Training a Simple Linear Regression Model on Azure

This page demonstrates how to train a simple linear regression model using Python on the Azure Machine Learning platform with a free Azure account. It includes the Python code to train the model, deploy it, and steps to set it up in Azure ML Studio.

Overview

We use a tiny dataset (x,y pairs where y = 2x) stored in Azure Blob Storage, train a linear regression model using scikit-learn, register it in Azure ML, and deploy it as a web service. The process uses Azure ML Studio's free tier compute and storage.

Dataset

Create a CSV file named simple_data.csv with the following content and upload it to Azure Blob Storage via Azure ML Studio:

x,y
1,2
2,4
3,6
4,8
5,10

Training Script

This Python script loads the dataset from Azure storage, trains a linear regression model, and registers it. Run it in a Jupyter notebook in Azure ML Studio.

import pandas as pd
from azureml.core import Workspace, Dataset
from sklearn.linear_model import LinearRegression
import joblib
from azureml.core.model import Model

# Connect to Azure ML workspace
ws = Workspace.from_config()

# Load data from Azure Blob Storage
dataset = Dataset.get_by_name(ws, name='simple-dataset')
df = dataset.to_pandas_dataframe()
X = df[['x']].values
y = df['y'].values
print("Data loaded from Azure Blob Storage:", df.head())

# Train the model
model = LinearRegression()
model.fit(X, y)
print("Model trained. Coefficient:", model.coef_[0])

# Save and register the model
joblib.dump(model, 'linear_model.pkl')
registered_model = Model.register(workspace=ws,
                                 model_path='linear_model.pkl',
                                 model_name='simple-linear-model',
                                 description='Simple linear regression model')
print("Model registered:", registered_model.name)
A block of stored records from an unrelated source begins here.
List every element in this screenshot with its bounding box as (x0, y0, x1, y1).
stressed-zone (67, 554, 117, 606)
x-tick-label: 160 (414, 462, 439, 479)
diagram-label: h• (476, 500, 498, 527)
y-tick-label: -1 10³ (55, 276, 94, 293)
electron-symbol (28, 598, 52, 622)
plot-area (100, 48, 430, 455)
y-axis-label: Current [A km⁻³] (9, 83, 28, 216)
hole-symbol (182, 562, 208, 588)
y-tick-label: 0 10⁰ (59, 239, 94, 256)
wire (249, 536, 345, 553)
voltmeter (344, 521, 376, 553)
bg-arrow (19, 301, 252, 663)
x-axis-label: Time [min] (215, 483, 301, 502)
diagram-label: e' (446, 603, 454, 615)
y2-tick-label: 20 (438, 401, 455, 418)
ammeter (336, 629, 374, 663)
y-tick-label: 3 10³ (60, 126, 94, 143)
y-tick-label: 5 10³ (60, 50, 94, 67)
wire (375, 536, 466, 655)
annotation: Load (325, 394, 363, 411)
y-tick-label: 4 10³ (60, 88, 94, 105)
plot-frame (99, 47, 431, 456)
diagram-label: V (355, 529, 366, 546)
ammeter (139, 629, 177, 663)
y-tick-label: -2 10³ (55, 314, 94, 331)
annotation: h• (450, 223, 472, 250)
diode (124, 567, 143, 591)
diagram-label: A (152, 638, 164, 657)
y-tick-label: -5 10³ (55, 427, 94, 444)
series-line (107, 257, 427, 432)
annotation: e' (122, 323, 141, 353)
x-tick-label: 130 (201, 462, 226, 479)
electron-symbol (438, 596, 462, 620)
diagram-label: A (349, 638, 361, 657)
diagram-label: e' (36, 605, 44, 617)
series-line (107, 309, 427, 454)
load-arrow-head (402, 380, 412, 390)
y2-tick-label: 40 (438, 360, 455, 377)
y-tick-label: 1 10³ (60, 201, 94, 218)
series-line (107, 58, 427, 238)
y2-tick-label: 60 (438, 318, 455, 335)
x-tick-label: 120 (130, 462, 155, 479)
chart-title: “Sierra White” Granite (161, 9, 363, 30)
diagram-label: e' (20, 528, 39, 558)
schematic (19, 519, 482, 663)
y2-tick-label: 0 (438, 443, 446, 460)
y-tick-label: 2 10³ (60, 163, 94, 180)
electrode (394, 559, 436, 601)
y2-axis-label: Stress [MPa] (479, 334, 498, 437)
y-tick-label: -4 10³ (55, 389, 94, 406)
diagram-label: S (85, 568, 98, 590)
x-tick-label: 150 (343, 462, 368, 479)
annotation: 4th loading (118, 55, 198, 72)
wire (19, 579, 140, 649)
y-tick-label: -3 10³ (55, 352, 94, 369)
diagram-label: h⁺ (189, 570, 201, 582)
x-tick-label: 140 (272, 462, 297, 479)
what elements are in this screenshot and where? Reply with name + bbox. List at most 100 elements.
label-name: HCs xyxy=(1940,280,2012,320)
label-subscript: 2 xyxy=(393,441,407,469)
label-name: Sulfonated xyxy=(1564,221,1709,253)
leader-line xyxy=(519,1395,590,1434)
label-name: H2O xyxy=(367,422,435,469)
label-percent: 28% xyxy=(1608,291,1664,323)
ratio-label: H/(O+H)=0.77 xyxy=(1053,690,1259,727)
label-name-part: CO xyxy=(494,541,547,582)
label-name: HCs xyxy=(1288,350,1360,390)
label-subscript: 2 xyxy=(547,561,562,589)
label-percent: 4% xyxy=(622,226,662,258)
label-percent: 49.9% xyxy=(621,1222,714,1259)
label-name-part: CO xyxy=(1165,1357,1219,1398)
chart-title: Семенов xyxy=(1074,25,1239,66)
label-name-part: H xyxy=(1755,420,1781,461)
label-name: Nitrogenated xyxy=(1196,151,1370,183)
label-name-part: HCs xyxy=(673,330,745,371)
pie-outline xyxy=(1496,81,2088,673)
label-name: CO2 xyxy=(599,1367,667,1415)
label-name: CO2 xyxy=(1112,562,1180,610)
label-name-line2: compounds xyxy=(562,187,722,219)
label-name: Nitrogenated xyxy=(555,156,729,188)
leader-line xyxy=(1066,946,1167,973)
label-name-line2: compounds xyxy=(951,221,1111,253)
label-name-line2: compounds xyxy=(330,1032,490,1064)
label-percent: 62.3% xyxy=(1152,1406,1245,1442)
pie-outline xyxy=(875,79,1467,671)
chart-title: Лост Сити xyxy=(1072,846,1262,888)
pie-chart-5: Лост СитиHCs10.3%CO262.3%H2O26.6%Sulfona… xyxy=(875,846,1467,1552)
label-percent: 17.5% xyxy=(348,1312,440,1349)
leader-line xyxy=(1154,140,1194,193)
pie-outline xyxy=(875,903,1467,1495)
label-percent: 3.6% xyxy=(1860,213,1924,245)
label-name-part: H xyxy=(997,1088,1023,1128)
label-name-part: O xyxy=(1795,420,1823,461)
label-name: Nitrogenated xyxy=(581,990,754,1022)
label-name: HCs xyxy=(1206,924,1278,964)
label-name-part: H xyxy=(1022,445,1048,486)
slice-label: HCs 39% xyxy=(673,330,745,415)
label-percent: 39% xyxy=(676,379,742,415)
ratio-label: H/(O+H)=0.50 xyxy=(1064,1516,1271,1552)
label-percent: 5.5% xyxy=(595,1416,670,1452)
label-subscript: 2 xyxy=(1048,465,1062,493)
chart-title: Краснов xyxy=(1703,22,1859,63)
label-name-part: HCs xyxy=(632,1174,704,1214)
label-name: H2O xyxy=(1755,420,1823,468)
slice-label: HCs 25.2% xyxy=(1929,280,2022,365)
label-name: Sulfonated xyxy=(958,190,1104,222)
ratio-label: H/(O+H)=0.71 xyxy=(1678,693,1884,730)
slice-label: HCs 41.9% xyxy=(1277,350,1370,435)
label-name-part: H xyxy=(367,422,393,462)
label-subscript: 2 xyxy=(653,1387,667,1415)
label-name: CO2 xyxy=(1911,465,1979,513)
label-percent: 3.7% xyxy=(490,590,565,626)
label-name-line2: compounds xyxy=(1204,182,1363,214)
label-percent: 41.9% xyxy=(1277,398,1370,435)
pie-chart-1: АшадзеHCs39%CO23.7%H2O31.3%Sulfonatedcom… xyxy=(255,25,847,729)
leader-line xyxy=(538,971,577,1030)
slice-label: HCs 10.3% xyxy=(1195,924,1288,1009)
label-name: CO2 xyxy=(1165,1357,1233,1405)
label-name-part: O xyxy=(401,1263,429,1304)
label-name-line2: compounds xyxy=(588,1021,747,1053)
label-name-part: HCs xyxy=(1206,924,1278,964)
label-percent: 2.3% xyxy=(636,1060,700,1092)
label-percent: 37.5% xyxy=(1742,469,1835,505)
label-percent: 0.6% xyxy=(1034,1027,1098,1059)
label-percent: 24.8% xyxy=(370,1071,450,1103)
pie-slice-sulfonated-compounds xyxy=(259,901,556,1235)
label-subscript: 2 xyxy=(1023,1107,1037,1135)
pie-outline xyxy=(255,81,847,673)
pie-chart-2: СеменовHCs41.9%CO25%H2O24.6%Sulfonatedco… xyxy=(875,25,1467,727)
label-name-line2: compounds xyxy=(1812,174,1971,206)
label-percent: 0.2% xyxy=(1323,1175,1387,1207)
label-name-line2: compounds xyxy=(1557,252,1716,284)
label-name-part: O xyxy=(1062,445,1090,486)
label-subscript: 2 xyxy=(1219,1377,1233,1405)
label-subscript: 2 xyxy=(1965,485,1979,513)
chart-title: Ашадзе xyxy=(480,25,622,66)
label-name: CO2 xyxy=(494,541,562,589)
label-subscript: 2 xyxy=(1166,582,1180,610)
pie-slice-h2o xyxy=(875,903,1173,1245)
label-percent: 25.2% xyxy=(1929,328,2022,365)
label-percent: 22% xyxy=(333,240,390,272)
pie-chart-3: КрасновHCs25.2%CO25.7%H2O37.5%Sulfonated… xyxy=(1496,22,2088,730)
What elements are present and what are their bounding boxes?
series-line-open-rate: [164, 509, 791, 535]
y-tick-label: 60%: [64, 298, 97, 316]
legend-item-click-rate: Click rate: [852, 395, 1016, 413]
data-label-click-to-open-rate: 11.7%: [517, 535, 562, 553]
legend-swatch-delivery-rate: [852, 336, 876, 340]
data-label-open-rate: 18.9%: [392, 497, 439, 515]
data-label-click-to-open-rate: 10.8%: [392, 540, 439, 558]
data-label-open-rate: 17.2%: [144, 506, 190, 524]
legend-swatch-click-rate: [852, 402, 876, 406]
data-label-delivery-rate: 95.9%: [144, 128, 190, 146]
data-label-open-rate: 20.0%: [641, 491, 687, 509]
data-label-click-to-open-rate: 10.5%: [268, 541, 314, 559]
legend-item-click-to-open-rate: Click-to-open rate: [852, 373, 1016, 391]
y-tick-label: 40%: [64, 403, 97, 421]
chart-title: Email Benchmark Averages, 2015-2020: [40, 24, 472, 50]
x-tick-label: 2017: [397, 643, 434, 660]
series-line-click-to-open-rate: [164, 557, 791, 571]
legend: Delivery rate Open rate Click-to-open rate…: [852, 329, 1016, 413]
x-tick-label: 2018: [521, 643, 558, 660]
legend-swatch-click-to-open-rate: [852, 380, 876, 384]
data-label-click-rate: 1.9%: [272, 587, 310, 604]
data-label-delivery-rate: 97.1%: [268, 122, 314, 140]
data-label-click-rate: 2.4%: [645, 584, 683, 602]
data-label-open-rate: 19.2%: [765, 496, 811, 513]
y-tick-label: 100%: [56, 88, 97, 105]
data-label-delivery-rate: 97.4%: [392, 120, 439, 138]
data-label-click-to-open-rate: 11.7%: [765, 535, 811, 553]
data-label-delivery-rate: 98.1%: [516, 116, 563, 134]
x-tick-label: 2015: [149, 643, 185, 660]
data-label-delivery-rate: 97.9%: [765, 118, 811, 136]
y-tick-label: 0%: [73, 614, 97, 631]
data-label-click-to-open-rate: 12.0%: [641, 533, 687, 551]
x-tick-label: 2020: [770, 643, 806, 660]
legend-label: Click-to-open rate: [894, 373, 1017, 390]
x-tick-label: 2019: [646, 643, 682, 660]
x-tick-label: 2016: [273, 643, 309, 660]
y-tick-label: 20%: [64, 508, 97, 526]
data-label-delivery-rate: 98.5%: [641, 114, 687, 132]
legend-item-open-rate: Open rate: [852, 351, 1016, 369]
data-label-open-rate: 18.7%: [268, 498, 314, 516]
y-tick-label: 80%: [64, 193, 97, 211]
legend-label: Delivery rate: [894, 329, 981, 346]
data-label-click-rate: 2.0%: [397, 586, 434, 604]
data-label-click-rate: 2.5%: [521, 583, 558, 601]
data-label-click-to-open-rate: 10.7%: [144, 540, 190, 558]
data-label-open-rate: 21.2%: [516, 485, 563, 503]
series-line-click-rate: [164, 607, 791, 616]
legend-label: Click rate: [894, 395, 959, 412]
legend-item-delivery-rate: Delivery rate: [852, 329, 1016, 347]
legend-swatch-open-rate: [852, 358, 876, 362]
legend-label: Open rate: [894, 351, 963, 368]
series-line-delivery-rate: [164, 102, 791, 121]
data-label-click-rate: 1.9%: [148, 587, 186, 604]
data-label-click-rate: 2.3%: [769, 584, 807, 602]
Scoring Script for Deployment

This script (score.py) is used when deploying the model as a real-time endpoint in Azure ML.

import joblib
import json

def init():
    global model
    model = joblib.load('model.pkl')

def run(data):
    input_data = json.loads(data)['data']
    prediction = model.predict([[input_data]])
    return {'prediction': prediction[0]}

Steps to Train and Deploy on Azure

Create Azure ML Workspace: In Azure Portal, create a Machine Learning workspace (free with your account).
Upload Data: In Azure ML Studio (ml.azure.com), upload simple_data.csv to the default Blob Storage and register it as a dataset named "simple-dataset".
Create Compute: Set up a compute instance (e.g., Standard_DS3_v2) in Azure ML Studio for running scripts.
Run Training Script: Create a notebook in Azure ML Studio, paste the training script, and execute it on the compute instance.
Register Model: The script registers the model in Azure ML's model registry.
Deploy Model: In Azure ML Studio, go to "Models", select "simple-linear-model", deploy to a real-time endpoint using Azure Container Instance, and provide score.py.
Use Model: Test the endpoint with a POST request (e.g., {'data': 6} to predict y=12) using tools like Postman or Python's requests.

Testing the Deployed Model

Use this Python code locally to test the deployed endpoint:

import requests
import json

endpoint_url = 'YOUR_ENDPOINT_URL'  # From Azure ML Studio
scoring_uri = endpoint_url + '/score'
headers = {'Content-Type': 'application/json'}
data = json.dumps({'data': 6})
response = requests.post(scoring_uri, data=data, headers=headers)
print("Prediction:", response.json())